LONDON — Lawmakers in Brussels moved Tuesday to shore up the sagging market for carbon emissions permits, a key component of the European Union’s efforts to reduce air pollution.
Prices of carbon allowances, which permit companies to emit greenhouse gases, fell last month to as low as €2.80 per ton, or $3.75, compared with €9 per ton a year ago and €30 per ton in 2008. To reduce the supply of permits and drive up the price, the environmental committee of the European Parliament voted to allow the European Commission to reduce the number of allowances to be auctioned over the next three years.
After the committee’s vote, prices fell to around €4.60 per ton, from a close of €5.13 on Monday. But the panel’s vote had been expected, and the plan still needs approval from the full European Parliament and the governments of the Union’s 27 member states.
“It is really the first step in a long, long process,” said Kash Burchett, an analyst at the energy research firm IHS.
The committee’s vote — 38 to 25, with 2 abstentions — is “a lifeline for the carbon market and for emissions trading as a policy tool for curbing emissions,” said Stig Schjoelset, head of carbon analysis at Thomson Reuters Point Carbon, a market research firm in Oslo.
If the vote had gone the other way, Mr. Schjoelset said, the Emissions Trading System would have been “more or less dead.”
The European Union introduced the system in 2005 in a bid to force polluters like utilities and manufacturers to reduce their carbon emissions. Under the system, companies are allocated a certain number of permits, each allowing them to emit one metric ton of carbon dioxide per year. If emissions exceed the level allowed by the permits, the companies must buy additional permits. Companies that do not comply face heavy fines.
The total number of permits is scheduled to be reduced over time, forcing a corresponding reduction in emissions. The Union is on track to meet its goal of reducing emissions in 2020 to 80 percent of 1990 levels, but that is mainly because the recession has reduced industrial activity and energy use. As a result, companies have a surplus of permits on hand, which depresses their price.
It is widely believed that the European Commission has handed out too many credits. In 2012, for example, ArcelorMittal, the Luxembourg-based steel maker, sold 21.8 million tons of credits — about one quarter of the number it received from the commission — for $220 million. The company said it spent the proceeds on energy-saving investments.
Advocates say that carbon pricing, if properly managed, is the most efficient way to lower emissions. By putting a hefty price on carbon, the system lets investment decisions drive emissions reductions, rather than having governments dictate investment in particular clean energy sources like solar or wind.
But industrialists and analysts say that single-digit prices for carbon permits do not provide sufficient incentive for companies to switch to cleaner fuels and energy-efficient technology.
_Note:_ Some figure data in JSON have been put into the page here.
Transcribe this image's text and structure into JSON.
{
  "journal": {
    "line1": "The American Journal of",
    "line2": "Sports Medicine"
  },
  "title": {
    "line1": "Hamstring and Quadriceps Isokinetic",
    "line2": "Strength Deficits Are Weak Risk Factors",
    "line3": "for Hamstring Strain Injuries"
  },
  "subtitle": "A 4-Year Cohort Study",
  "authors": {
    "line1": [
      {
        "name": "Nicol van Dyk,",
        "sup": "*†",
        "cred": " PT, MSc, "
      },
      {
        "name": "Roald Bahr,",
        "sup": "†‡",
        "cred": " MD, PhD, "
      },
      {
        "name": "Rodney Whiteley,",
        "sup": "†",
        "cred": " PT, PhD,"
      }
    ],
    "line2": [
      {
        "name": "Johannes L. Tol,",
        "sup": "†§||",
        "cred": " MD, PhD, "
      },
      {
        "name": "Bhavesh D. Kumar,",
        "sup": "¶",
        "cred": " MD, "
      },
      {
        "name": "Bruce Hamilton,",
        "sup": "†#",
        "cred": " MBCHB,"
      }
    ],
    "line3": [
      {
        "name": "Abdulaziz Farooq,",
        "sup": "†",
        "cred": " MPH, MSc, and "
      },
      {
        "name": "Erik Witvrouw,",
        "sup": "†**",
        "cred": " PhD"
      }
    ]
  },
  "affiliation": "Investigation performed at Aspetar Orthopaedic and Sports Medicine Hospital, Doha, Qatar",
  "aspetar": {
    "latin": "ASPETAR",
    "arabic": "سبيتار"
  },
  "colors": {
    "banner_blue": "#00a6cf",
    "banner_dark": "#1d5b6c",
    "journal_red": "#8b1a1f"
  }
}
“Driving energy investment in Europe through a higher carbon price will lower costs,” said David Hone, the chief climate adviser to Royal Dutch Shell and the chairman of the International Emissions Trading Association in Geneva. “That price signal isn’t there today.”
Mr. Schjoelset said a price of €30 to €40 per ton was needed to encourage electricity producers to switch from coal to natural gas, a cleaner fuel. He said it would take a price of €60 to €150 per ton to push utilities to invest in expensive carbon-reducing technologies like carbon capture and storage.
Politicians and analysts said the Parliament committee’s vote might be the first step in restoring the credibility of the Emissions Trading System, which is still considered the world’s flagship carbon program.
“It is important that we get this right, and the sooner we get it right the better,” the European climate action commissioner, Connie Hedegaard, said during an interview Monday.
The plan approved Tuesday would take 900 million carbon credits that are now scheduled to be auctioned from 2013 to 2015 and “backload” them so they are auctioned in 2019 and 2020. That will put a dent in the surplus of carbon credits, which is estimated at two billion tons.
This article has been revised to reflect the following correction:
Correction: February 19, 2013
An earlier version of this article misidentified an analyst at IHT, an energy research firm. He is Kash Burchett, not Kass Burchett.